La limitation des ressources pousse à la mutualisation des efforts de défense à l’échelle
européenne. Mais, même en conjuguant les moyens de la France et de la GrandeBretagne — les deux puissances militaires du continent —, on bute sur les limites des
capacités : planification des opérations, renseignement, antimissiles, logistique, etc. Et, en
dépit d’un effectif global d’un million et demi de soldats dans l’Europe des « 27 », il y a
« un problème de volonté et de culture guerrière » à l’échelle du continent.
Hors de vue
Face à cette relative indifférence de la société à tout ce qui touche à la défense, que
peuvent faire l’Etat, les armées (et le lobby militaro-industriel) ? Au-delà de la traditionnelle
instruction civique, certains politiques, notamment de l’UMP, plaident pour plus de
pédagogie, d’explications aux Français, de formation des fonctionnaires, etc. Et rêvent de
« serment citoyen » et autres engagements solennels censés « pacifier idéologiquement »
le pays.
Tous invitent à ne pas galvauder la notion de guerre, se félicitent du rôle (clairement
prédominant en France) du président dans une chaîne de commandement ainsi plus
réactive, et moins sujette aux atermoiements politiciens (mais qui, du coup, se déroule
hors de la vue de la classe politique, et même de l’opinion, et sans contrôle parlementaire
véritable).
Du côté des militaires, on insiste plus volontiers sur la nécessité de :
— sauvegarder la planification, qui permet de préparer le futur outil de défense avec une
vision à quinze ou vingt ans, nécessaire pour le développement des équipements ;
— respecter la spécificité du métier des armes, sans chercher à le banaliser, le
« civilianiser », le judiciariser ;
— clarifier les discours sur les alliances (OTAN, UE,etc.) ;
— établir la liste des intérêts nationaux, sans états d’âme, pour pouvoir ajuster en
conséquence les missions et les formats des unités, leurs équipements.
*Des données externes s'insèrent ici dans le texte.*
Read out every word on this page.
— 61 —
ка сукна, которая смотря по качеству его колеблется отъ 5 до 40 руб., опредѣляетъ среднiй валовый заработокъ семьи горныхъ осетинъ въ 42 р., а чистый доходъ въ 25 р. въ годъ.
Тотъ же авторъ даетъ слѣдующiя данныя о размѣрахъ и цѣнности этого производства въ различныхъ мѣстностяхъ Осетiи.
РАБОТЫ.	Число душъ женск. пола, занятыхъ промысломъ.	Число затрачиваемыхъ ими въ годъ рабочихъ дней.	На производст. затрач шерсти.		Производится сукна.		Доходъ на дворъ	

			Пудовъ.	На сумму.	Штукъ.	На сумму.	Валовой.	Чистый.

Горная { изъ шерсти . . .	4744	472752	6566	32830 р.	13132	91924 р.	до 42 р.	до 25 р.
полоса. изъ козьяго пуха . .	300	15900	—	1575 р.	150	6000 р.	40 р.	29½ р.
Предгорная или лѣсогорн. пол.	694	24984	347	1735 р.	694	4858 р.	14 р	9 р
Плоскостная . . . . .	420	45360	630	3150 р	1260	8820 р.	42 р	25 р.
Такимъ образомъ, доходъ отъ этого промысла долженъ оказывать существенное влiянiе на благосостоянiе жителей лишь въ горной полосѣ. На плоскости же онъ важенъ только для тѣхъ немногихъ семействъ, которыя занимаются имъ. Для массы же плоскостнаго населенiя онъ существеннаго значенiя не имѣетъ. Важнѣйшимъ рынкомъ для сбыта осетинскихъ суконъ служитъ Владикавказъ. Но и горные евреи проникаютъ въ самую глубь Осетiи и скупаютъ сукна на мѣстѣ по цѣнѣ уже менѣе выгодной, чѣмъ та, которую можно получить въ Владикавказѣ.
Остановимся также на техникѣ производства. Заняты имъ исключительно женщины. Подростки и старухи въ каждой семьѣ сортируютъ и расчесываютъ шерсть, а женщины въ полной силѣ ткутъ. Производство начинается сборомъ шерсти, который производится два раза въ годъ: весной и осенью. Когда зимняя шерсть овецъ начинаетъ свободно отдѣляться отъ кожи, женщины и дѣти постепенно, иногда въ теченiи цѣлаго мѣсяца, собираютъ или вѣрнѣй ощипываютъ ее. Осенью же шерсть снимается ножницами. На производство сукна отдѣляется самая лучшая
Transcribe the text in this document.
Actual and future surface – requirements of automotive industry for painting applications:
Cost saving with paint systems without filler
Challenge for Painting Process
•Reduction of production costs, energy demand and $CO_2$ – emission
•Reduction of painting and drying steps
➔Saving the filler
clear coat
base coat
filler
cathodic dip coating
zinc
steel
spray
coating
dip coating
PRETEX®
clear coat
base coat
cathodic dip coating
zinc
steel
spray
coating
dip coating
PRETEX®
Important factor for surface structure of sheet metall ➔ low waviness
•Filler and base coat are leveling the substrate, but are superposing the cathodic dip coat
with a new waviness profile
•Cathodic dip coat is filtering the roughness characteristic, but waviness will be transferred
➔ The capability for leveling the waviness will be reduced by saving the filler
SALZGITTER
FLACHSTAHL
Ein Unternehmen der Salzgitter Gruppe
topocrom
S’il faut n’en citer qu’un nommément, ce sera le ministre de la défense, M. Gérard
Longuet, venu délivrer le traditionnel message de clôture : « Ces interventions ne sont
jamais fraîches et joyeuses. Ceux qui en décident n’en connaissent pas toujours l’issue »,
reconnaît-il. « Nous pourrons les combattre [nos ennemis] si les grandes démocraties
possédant une tradition militaire peuvent établir avec leur opinion publique une idée
d’utilisation de la guerre comme ultima ratio sans être condamnables. » Comme dans les
cas de la Libye et de l’Afghanistan ?
Notes
[1] Cf. Nathalie Guibert, « Afghanistan : cette guerre dont on n’ose pas dire le nom », Le
Monde, 24 janvier 2012 (accès abonnés).
[2] Le plan Vigipirate, lancé par le président Valéry Giscard d’Estaing en 1978 suite à une
vague d’attentats, vise à protéger la population et les institutions en cas d’attaque
terroriste : les patrouilles dans les gares et aéroports de soldats avec des gendarmes ou
policiers, n’en sont que la partie visible… et largement symbolique.